To determine the relationship between the length of one side of the CsCl cell (s) and the sum of the radii of the ions (r cation + r anion), we can analyze the arrangement of ions in the crystal structure.
In the CsCl cell, the Cs+ cation occupies the center position and the Cl- anion is located at the corners. Each Cs+ cation is surrounded by eight Cl- anions in a cube. Similarly, each Cl- anion is surrounded by eight Cs+ cations in a cube.
We can consider one side of the cube in this analysis. Taking into account the arrangement of ions in a simple cubic arrangement, the Cs+ cation at the center is in contact with eight Cl- anions at the corners. The distance from the center of the Cs+ cation to the corner of the cube is equal to the sum of the radii of the ions (r cation + r anion).
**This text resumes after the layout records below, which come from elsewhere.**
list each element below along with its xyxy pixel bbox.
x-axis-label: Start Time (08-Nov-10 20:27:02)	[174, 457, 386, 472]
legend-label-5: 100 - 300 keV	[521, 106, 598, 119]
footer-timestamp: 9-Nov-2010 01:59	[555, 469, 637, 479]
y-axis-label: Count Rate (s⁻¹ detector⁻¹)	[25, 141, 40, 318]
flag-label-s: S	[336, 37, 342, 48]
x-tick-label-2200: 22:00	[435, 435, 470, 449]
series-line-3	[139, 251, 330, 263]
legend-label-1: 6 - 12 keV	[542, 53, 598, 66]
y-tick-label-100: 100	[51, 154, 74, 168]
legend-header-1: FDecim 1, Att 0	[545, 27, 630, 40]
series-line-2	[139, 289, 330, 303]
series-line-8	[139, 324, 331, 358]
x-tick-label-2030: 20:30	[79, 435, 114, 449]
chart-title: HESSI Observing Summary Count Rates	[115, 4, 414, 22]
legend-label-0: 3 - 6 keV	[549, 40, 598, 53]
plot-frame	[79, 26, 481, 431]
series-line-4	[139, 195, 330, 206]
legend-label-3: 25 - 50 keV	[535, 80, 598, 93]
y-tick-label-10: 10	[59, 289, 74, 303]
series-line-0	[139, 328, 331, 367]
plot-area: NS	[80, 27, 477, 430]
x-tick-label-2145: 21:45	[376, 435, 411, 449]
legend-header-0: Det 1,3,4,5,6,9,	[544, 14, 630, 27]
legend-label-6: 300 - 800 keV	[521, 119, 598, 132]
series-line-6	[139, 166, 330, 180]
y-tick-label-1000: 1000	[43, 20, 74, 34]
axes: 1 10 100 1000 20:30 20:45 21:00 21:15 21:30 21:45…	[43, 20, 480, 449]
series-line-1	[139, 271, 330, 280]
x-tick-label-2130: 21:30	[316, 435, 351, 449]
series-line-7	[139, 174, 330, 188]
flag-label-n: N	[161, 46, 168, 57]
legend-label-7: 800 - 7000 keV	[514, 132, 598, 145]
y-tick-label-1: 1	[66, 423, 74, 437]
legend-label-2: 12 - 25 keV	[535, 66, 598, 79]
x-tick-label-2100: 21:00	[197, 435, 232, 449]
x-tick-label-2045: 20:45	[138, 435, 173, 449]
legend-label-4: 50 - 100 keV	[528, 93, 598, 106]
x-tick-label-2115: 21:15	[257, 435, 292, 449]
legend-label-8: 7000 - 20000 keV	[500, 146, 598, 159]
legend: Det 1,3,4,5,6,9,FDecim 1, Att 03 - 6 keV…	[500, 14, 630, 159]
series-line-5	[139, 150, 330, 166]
Therefore, the length of one side of the CsCl cell (s) is equal to twice the ionic radius sum (2(r cation + r anion)).
Answering your second question about the NaCl unit cell in figure 9.18, considering only the front face, let's analyze the arrangement of ions.
For each Na+ ion at the front face, four Na+ ions from the corners of the adjacent cubes are in contact with the central Na+ ion. Thus, each Na+ ion shares its face with four adjacent unit cubes.
For each Cl- ion at the front face, four Cl- ions from the adjacent cubes within the same plane are in contact with it. Therefore, each Cl- ion also shares its face with four adjacent unit cubes.
So, each Na+ ion shares its face with four cubes, while each Cl- ion also shares its face with four cubes in the NaCl unit cell.